Each simulation case will distribute load on the various modules in a reservoir simulator differently, depending on the target physical properties and the forecasted data desired. To assess this, the scalability of the simulator is measured in detail using the CPU and GPU, for components where both implementations are available, focusing on time spent during model initialization, property calculation, linearization, solver, field management and reporting. This is done using test cases which stress the simulator across several axes: grid resolution, different petrophysical property distributions, well count and the volume of reported data. The synthetic models which form the basis for these studies were designed to represent realistic reservoir engineering scenarios.
The results show that a static partition between CPU- and GPU-assigned tasks, as employed by default in the simulator, is performant for scenarios where the work dedicated to grid cell properties and linear solution vastly outnumbers the effort spent resolving well or aquifer connections, field management and reporting. This is expected for typical simulation cases. However, when one of the latter aspects becomes dominant, the balance can shift, leading to suboptimal hardware utilization. In conclusion, if performance across all possible inputs is to be maintained, then a fully-CPU-and-GPU-capable simulator is needed, employing a dynamic scheduling strategy, where the runtime data locality, volume and parallelism of the corresponding computations are all considered when determining the target device for each operation.

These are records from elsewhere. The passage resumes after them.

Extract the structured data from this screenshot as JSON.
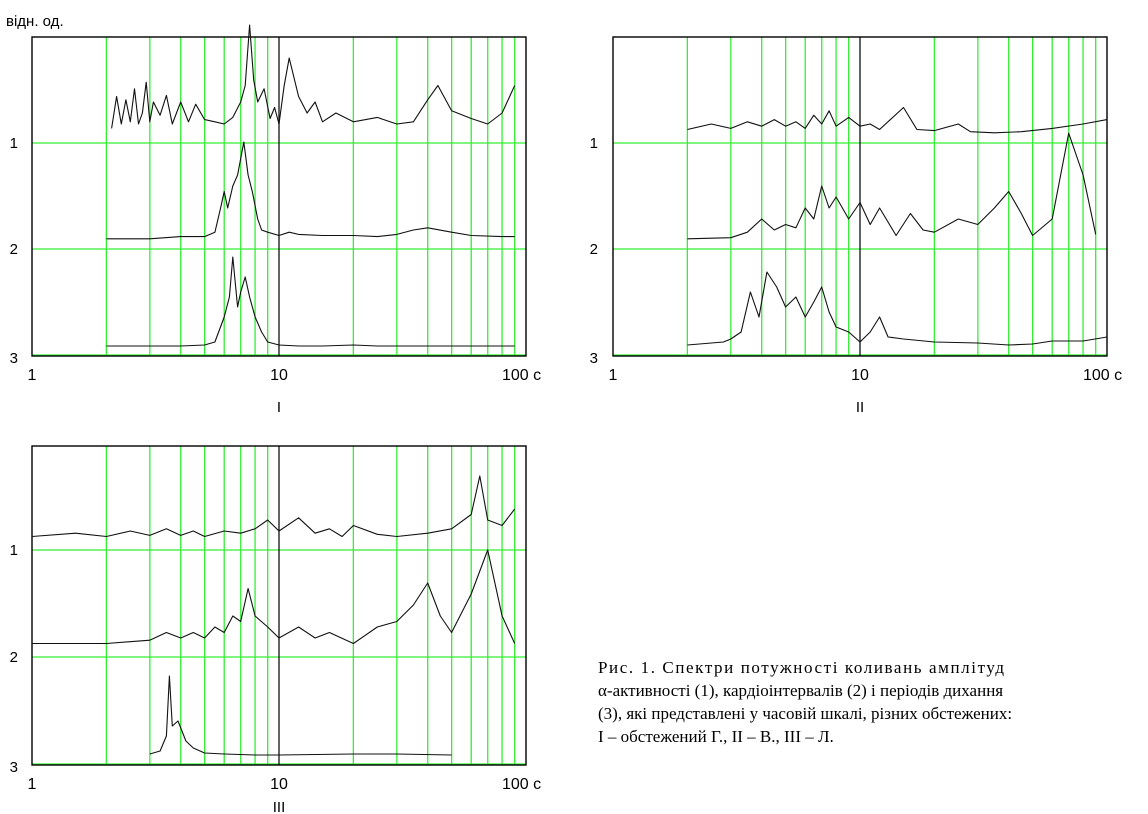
{
  "y_unit_label": "відн. од.",
  "caption": {
    "line1": "Рис. 1. Спектри потужності коливань амплітуд",
    "line2": "α-активності (1), кардіоінтервалів (2) і періодів дихання",
    "line3": "(3), які представлені у часовій шкалі, різних обстежених:",
    "line4": "I – обстежений Г.,  II – В., III – Л."
  },
  "colors": {
    "grid": "#33ee33",
    "frame": "#000000",
    "decade_line": "#222222",
    "trace": "#111111"
  },
  "chart_data": [
    {
      "type": "line",
      "panel_label": "I",
      "x_scale": "log",
      "xlim": [
        1,
        100
      ],
      "x_ticks": [
        1,
        10,
        100
      ],
      "x_tick_labels": [
        "1",
        "10",
        "100 с"
      ],
      "row_labels": [
        "1",
        "2",
        "3"
      ],
      "grid": true,
      "series": [
        {
          "row": "1",
          "values": [
            [
              2.1,
              0.06
            ],
            [
              2.2,
              0.35
            ],
            [
              2.3,
              0.1
            ],
            [
              2.4,
              0.32
            ],
            [
              2.5,
              0.12
            ],
            [
              2.6,
              0.42
            ],
            [
              2.7,
              0.1
            ],
            [
              2.8,
              0.2
            ],
            [
              2.9,
              0.48
            ],
            [
              3.0,
              0.12
            ],
            [
              3.1,
              0.3
            ],
            [
              3.3,
              0.18
            ],
            [
              3.5,
              0.36
            ],
            [
              3.7,
              0.1
            ],
            [
              4.0,
              0.3
            ],
            [
              4.3,
              0.12
            ],
            [
              4.6,
              0.28
            ],
            [
              5.0,
              0.14
            ],
            [
              5.5,
              0.12
            ],
            [
              6.0,
              0.1
            ],
            [
              6.5,
              0.16
            ],
            [
              7.0,
              0.3
            ],
            [
              7.3,
              0.45
            ],
            [
              7.6,
              1.0
            ],
            [
              7.9,
              0.5
            ],
            [
              8.2,
              0.3
            ],
            [
              8.7,
              0.42
            ],
            [
              9.2,
              0.15
            ],
            [
              9.6,
              0.25
            ],
            [
              10.0,
              0.1
            ],
            [
              10.5,
              0.45
            ],
            [
              11.0,
              0.7
            ],
            [
              12.0,
              0.35
            ],
            [
              13,
              0.2
            ],
            [
              14,
              0.3
            ],
            [
              15,
              0.12
            ],
            [
              17,
              0.2
            ],
            [
              20,
              0.12
            ],
            [
              25,
              0.16
            ],
            [
              30,
              0.1
            ],
            [
              35,
              0.12
            ],
            [
              40,
              0.32
            ],
            [
              44,
              0.45
            ],
            [
              50,
              0.22
            ],
            [
              60,
              0.15
            ],
            [
              70,
              0.1
            ],
            [
              80,
              0.2
            ],
            [
              90,
              0.45
            ]
          ]
        },
        {
          "row": "2",
          "values": [
            [
              2.0,
              0.02
            ],
            [
              3,
              0.02
            ],
            [
              4,
              0.04
            ],
            [
              5,
              0.04
            ],
            [
              5.5,
              0.08
            ],
            [
              5.8,
              0.3
            ],
            [
              6.0,
              0.45
            ],
            [
              6.2,
              0.3
            ],
            [
              6.5,
              0.5
            ],
            [
              6.8,
              0.6
            ],
            [
              7.0,
              0.75
            ],
            [
              7.2,
              0.9
            ],
            [
              7.5,
              0.6
            ],
            [
              7.8,
              0.45
            ],
            [
              8.2,
              0.2
            ],
            [
              8.5,
              0.1
            ],
            [
              9,
              0.08
            ],
            [
              10,
              0.05
            ],
            [
              11,
              0.08
            ],
            [
              12,
              0.06
            ],
            [
              15,
              0.05
            ],
            [
              20,
              0.05
            ],
            [
              25,
              0.04
            ],
            [
              30,
              0.06
            ],
            [
              35,
              0.1
            ],
            [
              40,
              0.12
            ],
            [
              50,
              0.08
            ],
            [
              60,
              0.05
            ],
            [
              80,
              0.04
            ],
            [
              90,
              0.04
            ]
          ]
        },
        {
          "row": "3",
          "values": [
            [
              2.0,
              0.01
            ],
            [
              3,
              0.01
            ],
            [
              4,
              0.01
            ],
            [
              5,
              0.02
            ],
            [
              5.5,
              0.05
            ],
            [
              6.0,
              0.3
            ],
            [
              6.3,
              0.5
            ],
            [
              6.5,
              0.9
            ],
            [
              6.8,
              0.4
            ],
            [
              7.0,
              0.55
            ],
            [
              7.3,
              0.7
            ],
            [
              7.6,
              0.5
            ],
            [
              8.0,
              0.3
            ],
            [
              8.5,
              0.15
            ],
            [
              9,
              0.05
            ],
            [
              10,
              0.02
            ],
            [
              12,
              0.01
            ],
            [
              15,
              0.01
            ],
            [
              20,
              0.02
            ],
            [
              25,
              0.01
            ],
            [
              40,
              0.01
            ],
            [
              60,
              0.01
            ],
            [
              90,
              0.01
            ]
          ]
        }
      ]
    },
    {
      "type": "line",
      "panel_label": "II",
      "x_scale": "log",
      "xlim": [
        1,
        100
      ],
      "x_ticks": [
        1,
        10,
        100
      ],
      "x_tick_labels": [
        "1",
        "10",
        "100 с"
      ],
      "row_labels": [
        "1",
        "2",
        "3"
      ],
      "grid": true,
      "series": [
        {
          "row": "1",
          "values": [
            [
              2.0,
              0.05
            ],
            [
              2.5,
              0.1
            ],
            [
              3.0,
              0.06
            ],
            [
              3.5,
              0.12
            ],
            [
              4.0,
              0.08
            ],
            [
              4.5,
              0.14
            ],
            [
              5.0,
              0.08
            ],
            [
              5.5,
              0.12
            ],
            [
              6.0,
              0.06
            ],
            [
              6.5,
              0.18
            ],
            [
              7.0,
              0.1
            ],
            [
              7.5,
              0.22
            ],
            [
              8.0,
              0.08
            ],
            [
              9.0,
              0.16
            ],
            [
              10,
              0.08
            ],
            [
              11,
              0.1
            ],
            [
              12,
              0.05
            ],
            [
              15,
              0.25
            ],
            [
              17,
              0.05
            ],
            [
              20,
              0.04
            ],
            [
              25,
              0.1
            ],
            [
              28,
              0.03
            ],
            [
              35,
              0.02
            ],
            [
              45,
              0.03
            ],
            [
              60,
              0.06
            ],
            [
              80,
              0.1
            ],
            [
              100,
              0.14
            ]
          ]
        },
        {
          "row": "2",
          "values": [
            [
              2.0,
              0.02
            ],
            [
              3.0,
              0.03
            ],
            [
              3.5,
              0.08
            ],
            [
              4.0,
              0.2
            ],
            [
              4.5,
              0.1
            ],
            [
              5.0,
              0.15
            ],
            [
              5.5,
              0.12
            ],
            [
              6.0,
              0.3
            ],
            [
              6.5,
              0.2
            ],
            [
              7.0,
              0.5
            ],
            [
              7.5,
              0.3
            ],
            [
              8.0,
              0.4
            ],
            [
              9.0,
              0.2
            ],
            [
              10,
              0.35
            ],
            [
              11,
              0.15
            ],
            [
              12,
              0.3
            ],
            [
              14,
              0.05
            ],
            [
              16,
              0.25
            ],
            [
              18,
              0.1
            ],
            [
              20,
              0.08
            ],
            [
              25,
              0.2
            ],
            [
              30,
              0.15
            ],
            [
              35,
              0.3
            ],
            [
              40,
              0.45
            ],
            [
              45,
              0.25
            ],
            [
              50,
              0.05
            ],
            [
              60,
              0.2
            ],
            [
              70,
              0.98
            ],
            [
              80,
              0.6
            ],
            [
              90,
              0.06
            ]
          ]
        },
        {
          "row": "3",
          "values": [
            [
              2.0,
              0.02
            ],
            [
              2.8,
              0.05
            ],
            [
              3.0,
              0.08
            ],
            [
              3.3,
              0.15
            ],
            [
              3.6,
              0.55
            ],
            [
              3.9,
              0.3
            ],
            [
              4.2,
              0.75
            ],
            [
              4.6,
              0.6
            ],
            [
              5.0,
              0.4
            ],
            [
              5.5,
              0.5
            ],
            [
              6.0,
              0.3
            ],
            [
              6.5,
              0.45
            ],
            [
              7.0,
              0.6
            ],
            [
              7.5,
              0.35
            ],
            [
              8.0,
              0.2
            ],
            [
              9.0,
              0.15
            ],
            [
              10,
              0.05
            ],
            [
              11,
              0.15
            ],
            [
              12,
              0.3
            ],
            [
              13,
              0.1
            ],
            [
              15,
              0.08
            ],
            [
              20,
              0.05
            ],
            [
              30,
              0.04
            ],
            [
              40,
              0.02
            ],
            [
              50,
              0.03
            ],
            [
              60,
              0.06
            ],
            [
              80,
              0.06
            ],
            [
              100,
              0.1
            ]
          ]
        }
      ]
    },
    {
      "type": "line",
      "panel_label": "III",
      "x_scale": "log",
      "xlim": [
        1,
        100
      ],
      "x_ticks": [
        1,
        10,
        100
      ],
      "x_tick_labels": [
        "1",
        "10",
        "100 с"
      ],
      "row_labels": [
        "1",
        "2",
        "3"
      ],
      "grid": true,
      "series": [
        {
          "row": "1",
          "values": [
            [
              1.0,
              0.05
            ],
            [
              1.5,
              0.08
            ],
            [
              2.0,
              0.05
            ],
            [
              2.5,
              0.1
            ],
            [
              3.0,
              0.06
            ],
            [
              3.5,
              0.12
            ],
            [
              4.0,
              0.06
            ],
            [
              4.5,
              0.1
            ],
            [
              5.0,
              0.05
            ],
            [
              6.0,
              0.1
            ],
            [
              7.0,
              0.08
            ],
            [
              8.0,
              0.12
            ],
            [
              9.0,
              0.2
            ],
            [
              10,
              0.1
            ],
            [
              12,
              0.22
            ],
            [
              14,
              0.08
            ],
            [
              16,
              0.12
            ],
            [
              18,
              0.05
            ],
            [
              20,
              0.15
            ],
            [
              25,
              0.07
            ],
            [
              30,
              0.05
            ],
            [
              40,
              0.08
            ],
            [
              50,
              0.12
            ],
            [
              60,
              0.25
            ],
            [
              65,
              0.6
            ],
            [
              70,
              0.2
            ],
            [
              80,
              0.15
            ],
            [
              90,
              0.3
            ]
          ]
        },
        {
          "row": "2",
          "values": [
            [
              1.0,
              0.05
            ],
            [
              2.0,
              0.05
            ],
            [
              3.0,
              0.08
            ],
            [
              3.5,
              0.15
            ],
            [
              4.0,
              0.1
            ],
            [
              4.5,
              0.15
            ],
            [
              5.0,
              0.1
            ],
            [
              5.5,
              0.2
            ],
            [
              6.0,
              0.15
            ],
            [
              6.5,
              0.3
            ],
            [
              7.0,
              0.25
            ],
            [
              7.5,
              0.55
            ],
            [
              8.0,
              0.3
            ],
            [
              9.0,
              0.2
            ],
            [
              10,
              0.1
            ],
            [
              12,
              0.2
            ],
            [
              14,
              0.1
            ],
            [
              16,
              0.15
            ],
            [
              20,
              0.05
            ],
            [
              25,
              0.2
            ],
            [
              30,
              0.25
            ],
            [
              35,
              0.4
            ],
            [
              40,
              0.6
            ],
            [
              45,
              0.3
            ],
            [
              50,
              0.15
            ],
            [
              60,
              0.5
            ],
            [
              70,
              0.9
            ],
            [
              80,
              0.3
            ],
            [
              90,
              0.05
            ]
          ]
        },
        {
          "row": "3",
          "values": [
            [
              3.0,
              0.02
            ],
            [
              3.3,
              0.05
            ],
            [
              3.5,
              0.2
            ],
            [
              3.6,
              0.8
            ],
            [
              3.7,
              0.3
            ],
            [
              3.9,
              0.35
            ],
            [
              4.2,
              0.15
            ],
            [
              4.5,
              0.08
            ],
            [
              5,
              0.03
            ],
            [
              6,
              0.02
            ],
            [
              8,
              0.01
            ],
            [
              10,
              0.01
            ],
            [
              20,
              0.02
            ],
            [
              30,
              0.02
            ],
            [
              50,
              0.01
            ]
          ]
        }
      ]
    }
  ]
}
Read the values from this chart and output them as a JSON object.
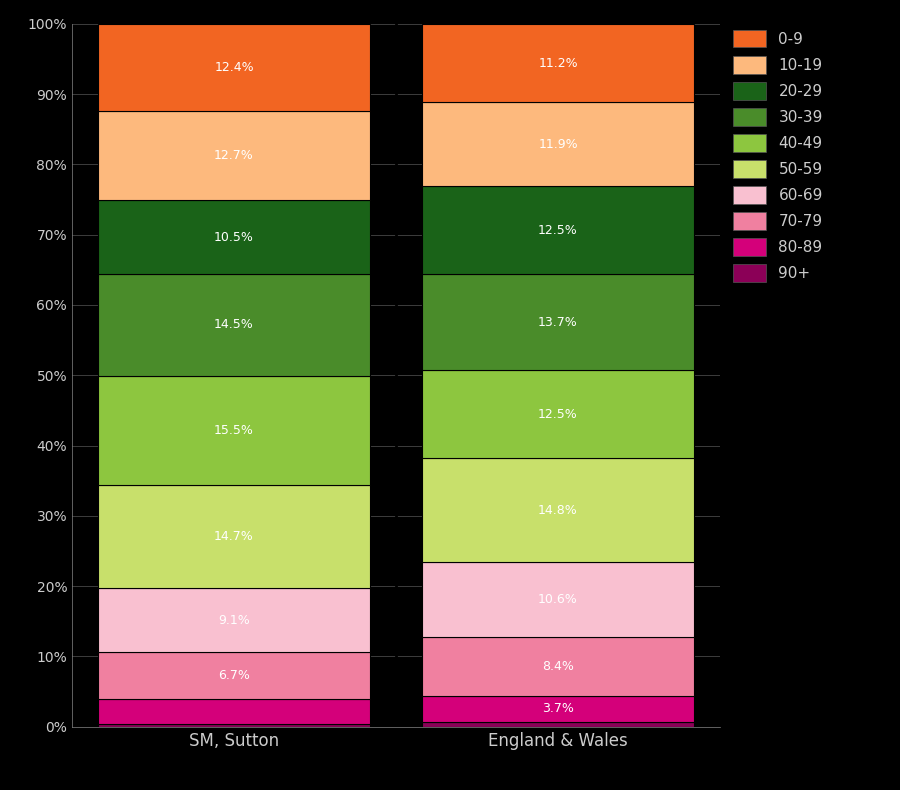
{
  "categories": [
    "SM, Sutton",
    "England & Wales"
  ],
  "age_groups_bottom_to_top": [
    "90+",
    "80-89",
    "70-79",
    "60-69",
    "50-59",
    "40-49",
    "30-39",
    "20-29",
    "10-19",
    "0-9"
  ],
  "colors": {
    "0-9": "#f26522",
    "10-19": "#fdb97d",
    "20-29": "#1a6318",
    "30-39": "#4a8c2a",
    "40-49": "#8dc63f",
    "50-59": "#c8e06b",
    "60-69": "#f9c0d0",
    "70-79": "#f080a0",
    "80-89": "#d4007a",
    "90+": "#8b0057"
  },
  "values": {
    "SM, Sutton": {
      "0-9": 12.4,
      "10-19": 12.7,
      "20-29": 10.5,
      "30-39": 14.5,
      "40-49": 15.5,
      "50-59": 14.7,
      "60-69": 9.1,
      "70-79": 6.7,
      "80-89": 3.5,
      "90+": 0.4
    },
    "England & Wales": {
      "0-9": 11.2,
      "10-19": 11.9,
      "20-29": 12.5,
      "30-39": 13.7,
      "40-49": 12.5,
      "50-59": 14.8,
      "60-69": 10.6,
      "70-79": 8.4,
      "80-89": 3.7,
      "90+": 0.7
    }
  },
  "show_labels": {
    "SM, Sutton": {
      "0-9": true,
      "10-19": true,
      "20-29": true,
      "30-39": true,
      "40-49": true,
      "50-59": true,
      "60-69": true,
      "70-79": true,
      "80-89": false,
      "90+": false
    },
    "England & Wales": {
      "0-9": true,
      "10-19": true,
      "20-29": true,
      "30-39": true,
      "40-49": true,
      "50-59": true,
      "60-69": true,
      "70-79": true,
      "80-89": true,
      "90+": false
    }
  },
  "background_color": "#000000",
  "text_color": "#cccccc",
  "label_color": "#ffffff",
  "legend_order": [
    "0-9",
    "10-19",
    "20-29",
    "30-39",
    "40-49",
    "50-59",
    "60-69",
    "70-79",
    "80-89",
    "90+"
  ]
}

To the authors’ knowledge, a study on the scalability of a commercial reservoir simulator, across two different hardware architectures, has not previously been conducted to this level of detail. The results on realistic models are presented in the hope that they will contribute to the discussion surrounding the benefits of modern computing hardware for reservoir simulation and help drive deployment and design decisions for existing and future developments in both the commercial and academic spheres.